Advertisement

Can the Huffington Post save AOL?

Share

It used to be “You’ve got mail.” Now it’s becoming “You’ve got news.”

With the $315-million purchase of the Huffington Post, a 5-year-old news and politics website run by political pundit Arianna Huffington, AOL Inc. is making its biggest bet yet that it can reinvent itself as a must-read source for online news, gossip and opinion.

AOL, the Internet company that helped popularize e-mail, has seen its once-massive dial-up business dwindle to nearly one-tenth the number of subscribers it had in its heyday.

Hoping to reverse its fortunes, AOL Chief Executive Tim Armstrong has given AOL a new home page and has acquired a series of news websites and other online businesses in the last year, with the Huffington Post the largest so far.

Advertisement

Some investors and analysts were skeptical that the latest deal could help AOL pull off a turnaround. On Monday, AOL shares fell more than 3.4% to $21.19. The stock has slid nearly 14% in the last three months.

Critics of the deal said AOL was taking a risky gamble by agreeing to a price that was more than 30 times the Huffington Post’s annual operating cash flow of $10 million. Typically buyers pay 10 to 15 times the cash flow, said Clayton Moran, an analyst at Benchmark Co.

“It’s definitely a high valuation,” Moran said.

AOL said it expected the Huffington Post’s cash flow to be closer to $30 million by 2012 — a figure that would put the sale price more in line with industry norms. But, Moran said, “there’s a lot of risk because a lot can change between now and 2012.”

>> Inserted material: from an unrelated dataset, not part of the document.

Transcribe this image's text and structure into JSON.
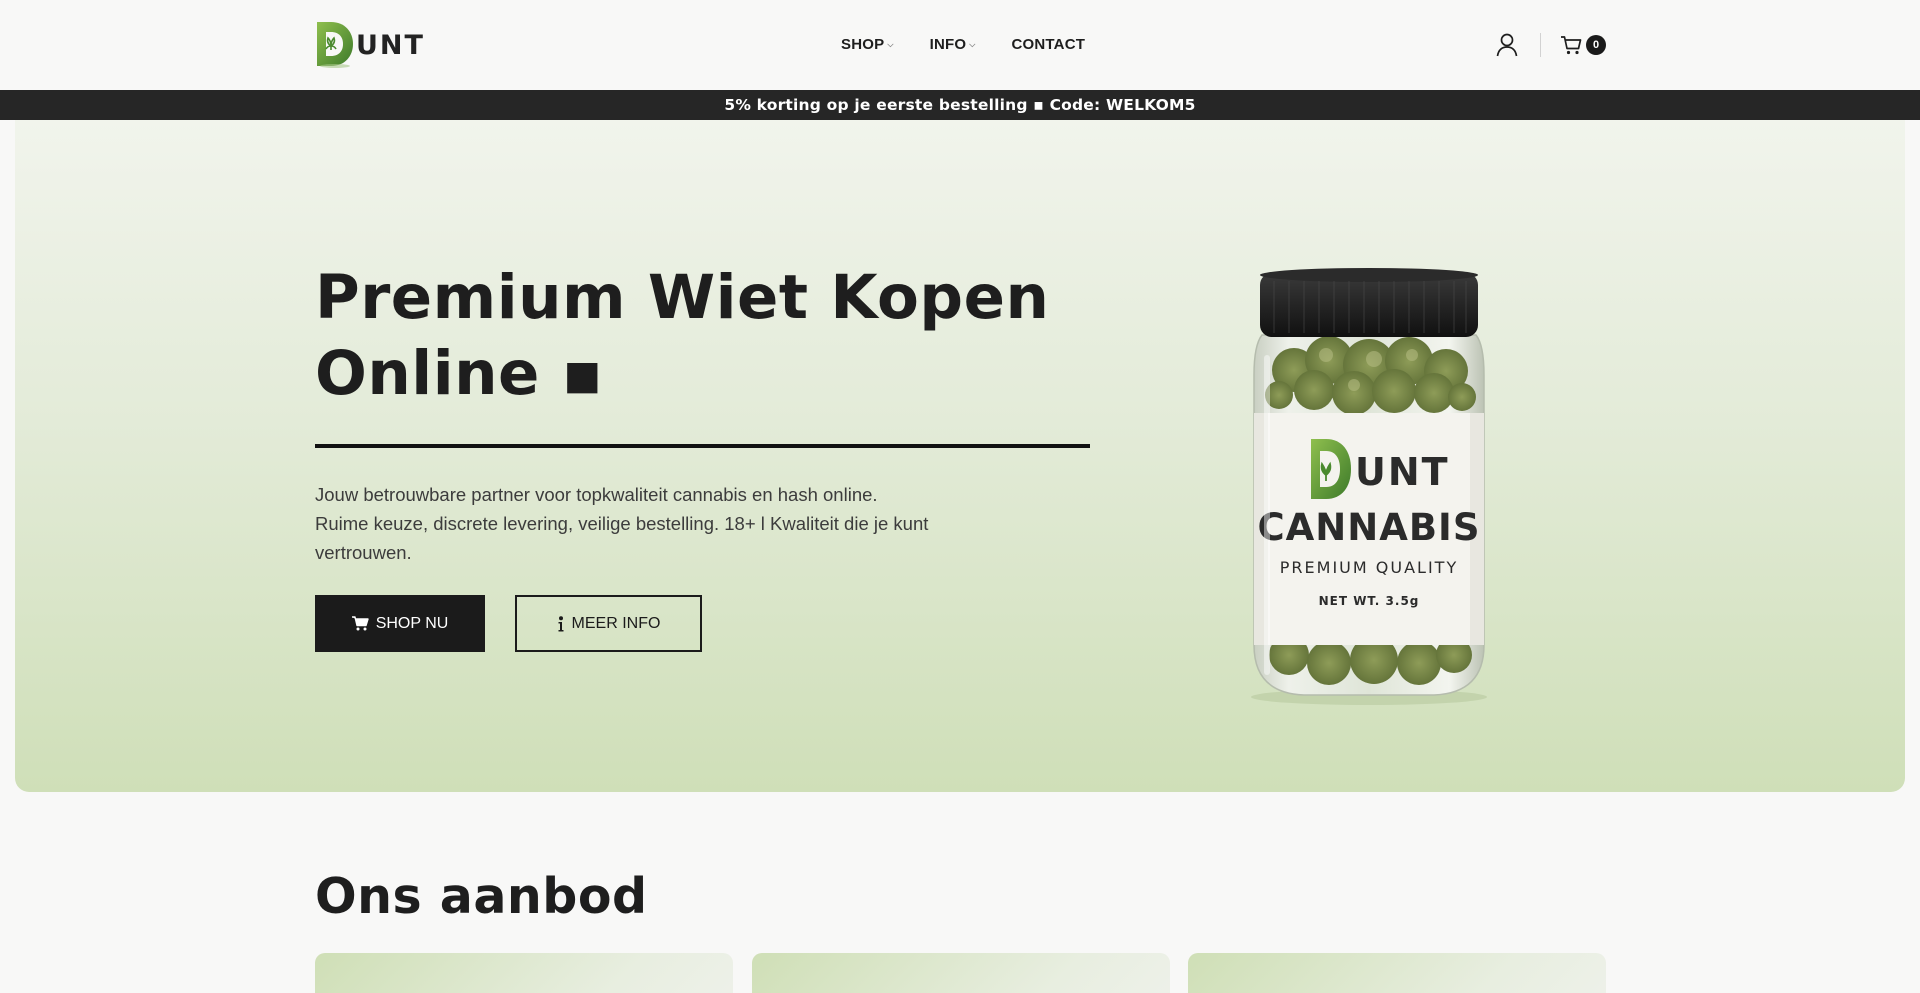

Armstrong, who was formerly in charge of the U.S. ad business for Google Inc., is hoping AOL’s extensive advertising sales force can help the Huffington Post attract more ad dollars.

“It’s a big advertising play,” said Ken Doctor, the author of “Newsonomics,” a book about the future of the online news business. “Armstrong has been betting he can be a leader in efficiently monetizing all kinds of content.”

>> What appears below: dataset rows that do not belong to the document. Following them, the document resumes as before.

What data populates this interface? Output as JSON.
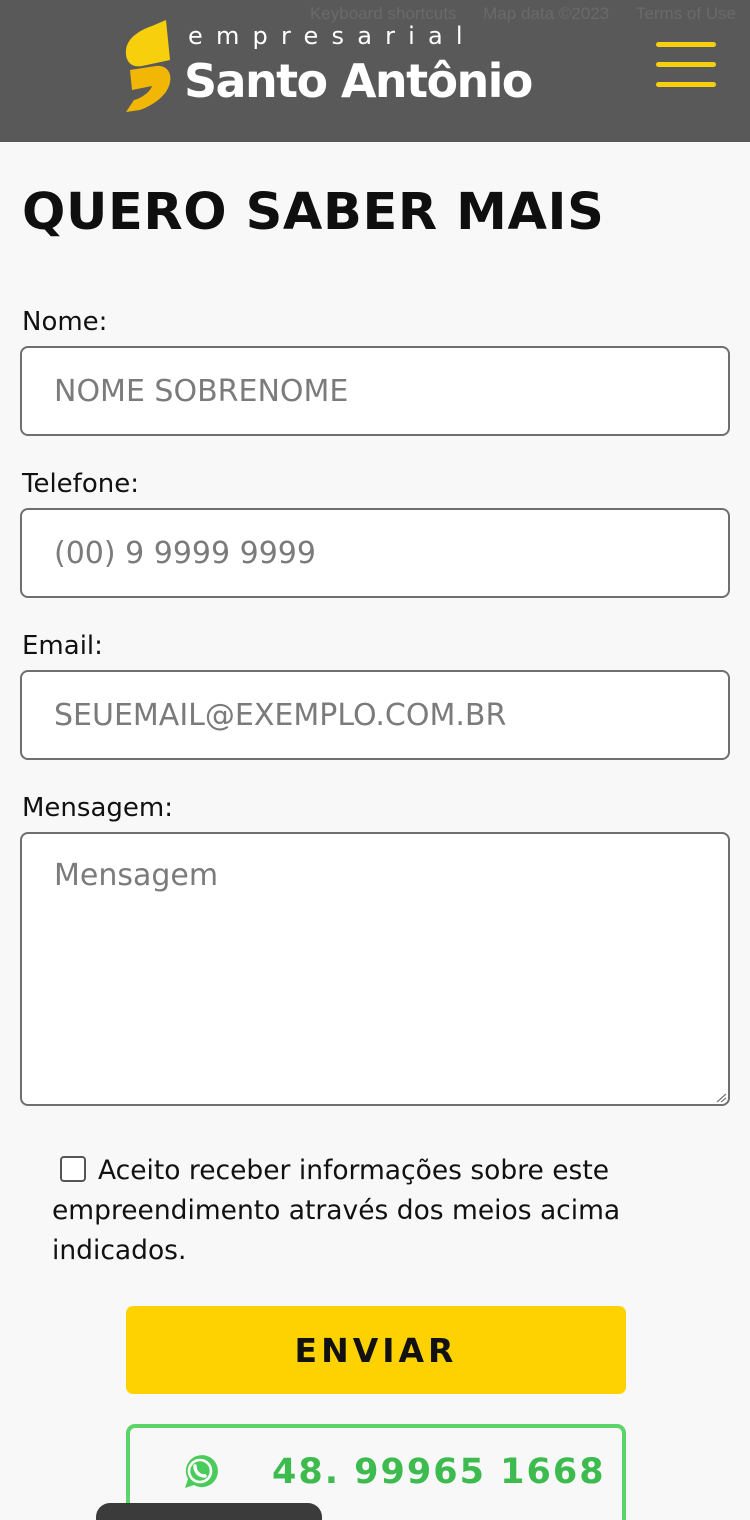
{
  "header": {
    "map_credits": {
      "shortcuts": "Keyboard shortcuts",
      "map_data": "Map data ©2023",
      "terms": "Terms of Use"
    },
    "logo": {
      "subtitle": "empresarial",
      "name": "Santo Antônio",
      "icon": "santo-antonio-s-logo"
    },
    "menu_icon": "hamburger-menu-icon",
    "colors": {
      "background": "#595959",
      "accent": "#F7CF0C"
    }
  },
  "form": {
    "title": "QUERO SABER MAIS",
    "fields": {
      "name": {
        "label": "Nome:",
        "placeholder": "NOME SOBRENOME",
        "value": ""
      },
      "phone": {
        "label": "Telefone:",
        "placeholder": "(00) 9 9999 9999",
        "value": ""
      },
      "email": {
        "label": "Email:",
        "placeholder": "SEUEMAIL@EXEMPLO.COM.BR",
        "value": ""
      },
      "message": {
        "label": "Mensagem:",
        "placeholder": "Mensagem",
        "value": ""
      }
    },
    "consent": {
      "text": "Aceito receber informações sobre este empreendimento através dos meios acima indicados.",
      "checked": false
    },
    "submit_label": "ENVIAR",
    "whatsapp": {
      "number": "48. 99965 1668",
      "icon": "whatsapp-icon",
      "color": "#3DBB4F"
    },
    "colors": {
      "submit": "#FDD200"
    }
  }
}
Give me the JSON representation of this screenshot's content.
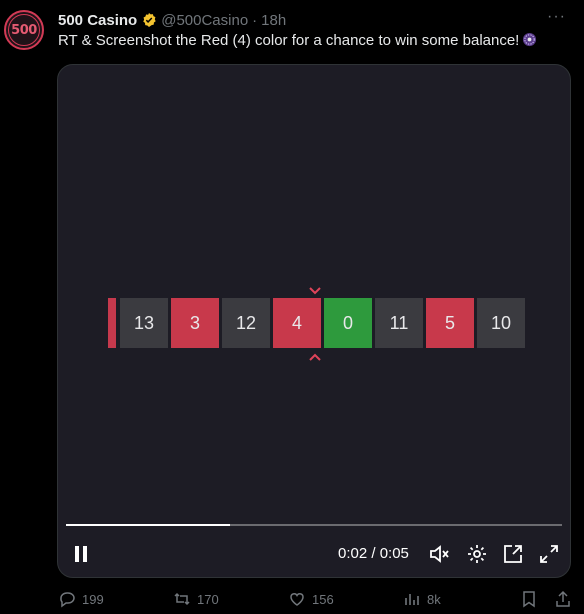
{
  "author": {
    "avatar_text": "500",
    "name": "500 Casino",
    "handle": "@500Casino",
    "separator": "·",
    "time": "18h",
    "more": "···"
  },
  "tweet": {
    "text": "RT & Screenshot the Red (4) color for a chance to win some balance!",
    "emoji": "roulette-wheel-emoji"
  },
  "video": {
    "roulette": [
      {
        "label": "13",
        "color": "gray"
      },
      {
        "label": "3",
        "color": "red"
      },
      {
        "label": "12",
        "color": "gray"
      },
      {
        "label": "4",
        "color": "red"
      },
      {
        "label": "0",
        "color": "green"
      },
      {
        "label": "11",
        "color": "gray"
      },
      {
        "label": "5",
        "color": "red"
      },
      {
        "label": "10",
        "color": "gray"
      }
    ],
    "progress_fraction": 0.33,
    "timecode": "0:02 / 0:05"
  },
  "actions": {
    "replies": "199",
    "retweets": "170",
    "likes": "156",
    "views": "8k"
  },
  "colors": {
    "red": "#c8394b",
    "green": "#2e9a3d",
    "gray": "#3b3b40",
    "verified": "#f4c430",
    "brand": "#d23a55"
  }
}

The Huffington Post is the latest addition to AOL’s portfolio of dozens of websites, including the recently acquired technology news blog TechCrunch, the tech blog Engadget, the Moviefone movie listing site and the local news effort Patch. AOL is also affiliated with the gossip site TMZ.

Advertisement

But the Huffington Post has long been listed as one of the most-trafficked websites, with more than 24 million monthly visitors in the U.S. — about 22% of the traffic of all of AOL’s current properties combined.

“The Huffington Post is one of the best properties on the Internet,” Armstrong said Monday in a conference call with investors, adding that the acquisition would help AOL compete with a crowded field of Internet start-ups and traditional media vying for users’ attention.

Unlike News Corp., which recently launched a fee-based online newspaper for the iPad tablet, AOL is offering the content free of charge. That may be a strategic approach at a time when many newspapers and magazines are beginning to erect pay walls around their news, especially when it comes to the millions of touch-screen tablet computers that have been sold in recent months.

Armstrong said he wants AOL, with Huffington’s guidance, to focus on local news and content geared toward women, both of which he sees as untapped markets online. They represent demographics that advertisers are willing to pay a premium to reach, he said.

Over the next few years, Armstrong believes, major advertisers will be focusing their online campaigns on a small number of prominent Web destinations such as AOL, instead of spreading their ads across thousands of lesser-known sites.

Huffington, who will be AOL’s editor in chief for news content, said she had worked to create a lively but civil forum for political and cultural discussion, a recipe she thought would translate to AOL’s other news sites.

Advertisement

“[Craigslist founder] Craig Newmark said it best when he said, ‘Trust is the new black,’” she said. “Our reverence for facts and the traditional values of journalism — fairness, accuracy — is going to continue to make the new site a place where people can really trust to get their information.”

But Alan D. Mutter, a new-media consultant who used to work as an editor at the San Francisco Chronicle, saw the acquisition as a bit of clever misdirection.

AOL’s last major initiative, the locally tailored news site Patch, hasn’t caught on among Web readers or advertisers as AOL hoped it would, Mutter said.

“That was their big story,” he said. “Now they need a new story to make it look as though they have a plan.”